Pierre Maubé est un grand connaisseur de la poésie d'aujourd'hui, c'est un passeur hors pair qui nous ouvre en grand les portes de son blog, même quand c'est pour y exprimer sa "fatigue" à l'égard de certain(e)s...
Le dernier loup, paru récemment aux éditions Bérénice, rassemble plus de soixante-dix proses poétiques. C'est un livre dense, profond, un recueil émouvant parce que l'auteur s'y livre corps et âme, entièrement. Dans une suite de tableaux tout d'abord où le présent historique prend tout son sens. Des confidences familiales ensuite, parfois claires, parfois sybillines, toujours d'une extrême délicatesse. Le tout émaillé de dialogues tendres et drôles ainsi que d'un éventail de références culturelles, - poétiques, mais pas seulement -, qui va de l'Antiquité à nos jours...
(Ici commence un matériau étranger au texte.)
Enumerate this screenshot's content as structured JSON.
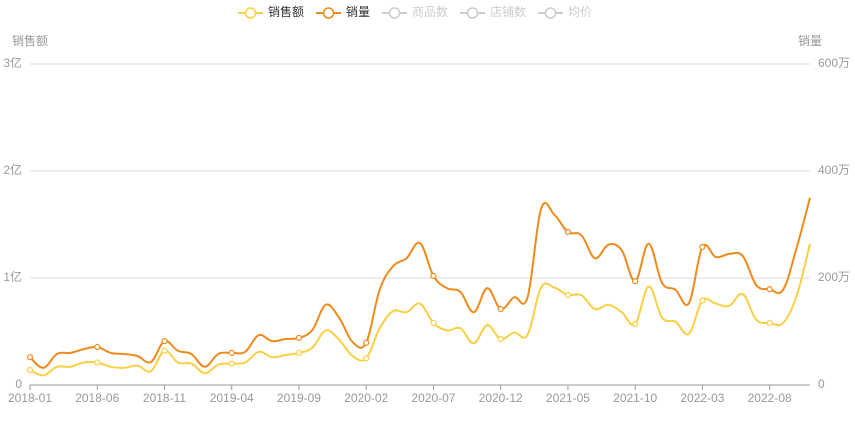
{
  "chart_data": {
    "type": "line",
    "y_title": "销售额",
    "y2_title": "销量",
    "categories": [
      "2018-01",
      null,
      null,
      null,
      null,
      "2018-06",
      null,
      null,
      null,
      null,
      "2018-11",
      null,
      null,
      null,
      null,
      "2019-04",
      null,
      null,
      null,
      null,
      "2019-09",
      null,
      null,
      null,
      null,
      "2020-02",
      null,
      null,
      null,
      null,
      "2020-07",
      null,
      null,
      null,
      null,
      "2020-12",
      null,
      null,
      null,
      null,
      "2021-05",
      null,
      null,
      null,
      null,
      "2021-10",
      null,
      null,
      null,
      null,
      "2022-03",
      null,
      null,
      null,
      null,
      "2022-08",
      null,
      null,
      null
    ],
    "series": [
      {
        "name": "销售额",
        "color": "#f9cf45",
        "values": [
          14000000,
          9000000,
          17000000,
          17000000,
          21000000,
          21000000,
          17000000,
          16000000,
          18000000,
          13000000,
          32000000,
          21000000,
          20000000,
          11000000,
          19000000,
          20000000,
          21000000,
          31000000,
          26000000,
          28000000,
          30000000,
          35000000,
          51000000,
          42000000,
          27000000,
          25000000,
          53000000,
          69000000,
          68000000,
          76000000,
          58000000,
          51000000,
          53000000,
          39000000,
          56000000,
          43000000,
          49000000,
          47000000,
          91000000,
          91000000,
          84000000,
          84000000,
          71000000,
          75000000,
          68000000,
          57000000,
          92000000,
          63000000,
          59000000,
          48000000,
          79000000,
          76000000,
          74000000,
          85000000,
          61000000,
          58000000,
          58000000,
          83000000,
          132000000
        ]
      },
      {
        "name": "销量",
        "color": "#ef8a1c",
        "axis": "y2",
        "values": [
          520000,
          320000,
          580000,
          600000,
          670000,
          710000,
          600000,
          580000,
          540000,
          430000,
          820000,
          640000,
          580000,
          340000,
          580000,
          600000,
          620000,
          930000,
          820000,
          860000,
          880000,
          1030000,
          1500000,
          1250000,
          800000,
          790000,
          1780000,
          2220000,
          2370000,
          2650000,
          2040000,
          1810000,
          1740000,
          1360000,
          1810000,
          1420000,
          1640000,
          1640000,
          3290000,
          3180000,
          2860000,
          2800000,
          2370000,
          2620000,
          2520000,
          1940000,
          2640000,
          1910000,
          1780000,
          1530000,
          2580000,
          2390000,
          2450000,
          2410000,
          1870000,
          1790000,
          1780000,
          2560000,
          3500000
        ]
      }
    ],
    "legend_disabled": [
      "商品数",
      "店铺数",
      "均价"
    ],
    "ylim": [
      0,
      300000000
    ],
    "yticks": [
      0,
      {
        "value": 100000000,
        "label": "1亿"
      },
      {
        "value": 200000000,
        "label": "2亿"
      },
      {
        "value": 300000000,
        "label": "3亿"
      }
    ],
    "y2lim": [
      0,
      6000000
    ],
    "y2ticks": [
      0,
      {
        "value": 2000000,
        "label": "200万"
      },
      {
        "value": 4000000,
        "label": "400万"
      },
      {
        "value": 6000000,
        "label": "600万"
      }
    ],
    "grid": true
  }
}
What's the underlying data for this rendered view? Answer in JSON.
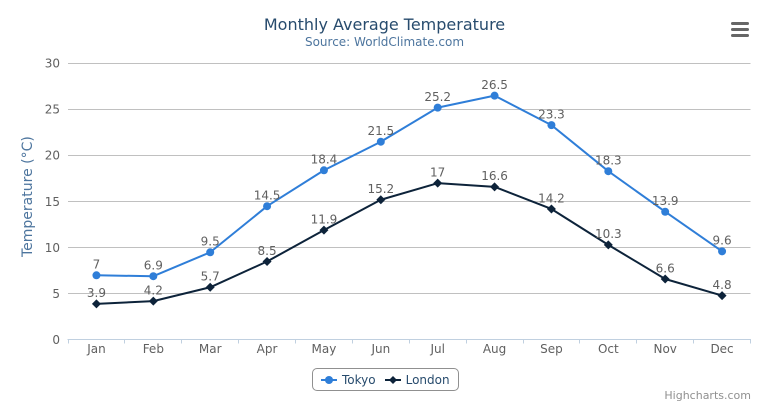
{
  "title": "Monthly Average Temperature",
  "subtitle": "Source: WorldClimate.com",
  "credits": "Highcharts.com",
  "context_menu_icon": "hamburger-menu-icon",
  "colors": {
    "title": "#274b6d",
    "subtitle": "#4d759e",
    "axis_title": "#4d759e",
    "axis_labels": "#606060",
    "data_labels": "#606060",
    "grid_line": "#c0c0c0",
    "axis_line": "#c0d0e0",
    "legend_text": "#274b6d",
    "legend_border": "#909090",
    "credits_text": "#909090",
    "menu_icon": "#666666",
    "background": "#ffffff"
  },
  "chart_data": {
    "type": "line",
    "title": "Monthly Average Temperature",
    "subtitle": "Source: WorldClimate.com",
    "categories": [
      "Jan",
      "Feb",
      "Mar",
      "Apr",
      "May",
      "Jun",
      "Jul",
      "Aug",
      "Sep",
      "Oct",
      "Nov",
      "Dec"
    ],
    "series": [
      {
        "name": "Tokyo",
        "color": "#2f7ed8",
        "marker": "circle",
        "values": [
          7,
          6.9,
          9.5,
          14.5,
          18.4,
          21.5,
          25.2,
          26.5,
          23.3,
          18.3,
          13.9,
          9.6
        ]
      },
      {
        "name": "London",
        "color": "#0d233a",
        "marker": "diamond",
        "values": [
          3.9,
          4.2,
          5.7,
          8.5,
          11.9,
          15.2,
          17,
          16.6,
          14.2,
          10.3,
          6.6,
          4.8
        ]
      }
    ],
    "xlabel": "",
    "ylabel": "Temperature (°C)",
    "ylim": [
      0,
      30
    ],
    "ytick_interval": 5,
    "yticks": [
      0,
      5,
      10,
      15,
      20,
      25,
      30
    ],
    "grid": true,
    "data_labels": true,
    "legend_position": "bottom"
  }
}
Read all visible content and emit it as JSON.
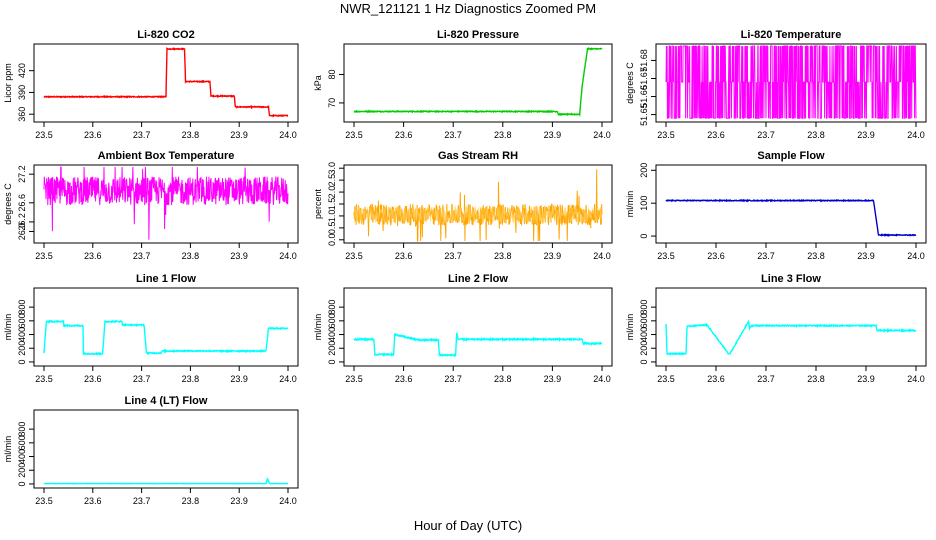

Un ancrage marqué pour un village des Pyrénées, une certaine nostalgie pour la civilisation de la ruralité... Le fil rouge qui parcourt tout le livre me semble être cependant une recherche sur le difficile mais essentiel acte d'écrire, un incessant questionnement sur le miracle toujours renouvelé du poème.
Difficile de choisir un seul poème :
A l'angle du mur.
Dans le jardin, à l'angle du mur, une touffe de thym. Elle est énorme, c'est presque un buisson, inépuisable source de parfums pour les civets dominicaux.
Je passais devant depuis des années, ce matin-là, je m'arrête près d'elle.
La voix de mon père me tire de ma rêverie.
" - Moi aussi, tu sais, je l'ai toujours vue.
- Depuis quand est-elle là ?
- Ma grand-mère me disait que son grand-père y prenait déjà des brins de thym..."
Le grand-père de mon arrière-grand-mère... Il a dû naître vers 1770.
Sous Louis XV.
Deux siècles. Quatre révolutions. Cinq républiques. Une dizaine de guerres.
Six générations.
Un peu de thym.
Ce n'est pas un cèdre du Liban, ni un séquoia géant de Californie. Ce n'est pas un monument bien grandiose. C'est juste une touffe de thym dans un coin de jardin, quelque part dans les Pyrénées centrales.
Elle accompagne une famille, les parents, les enfants, les enfants qui deviennent parents, ceux qui viennent à leur tour dans le jardin, ceux qui ne viendront plus jamais. Elle fait son travail modestement, sans impatience et sans mémoire.
Au présent.
Le temps, c'est de l'argent ? L'argent n'a pas d'odeur, l'odeur n'a pas d'histoire...
Je prends quelques brins de thym et je les froisse entre mes doigts.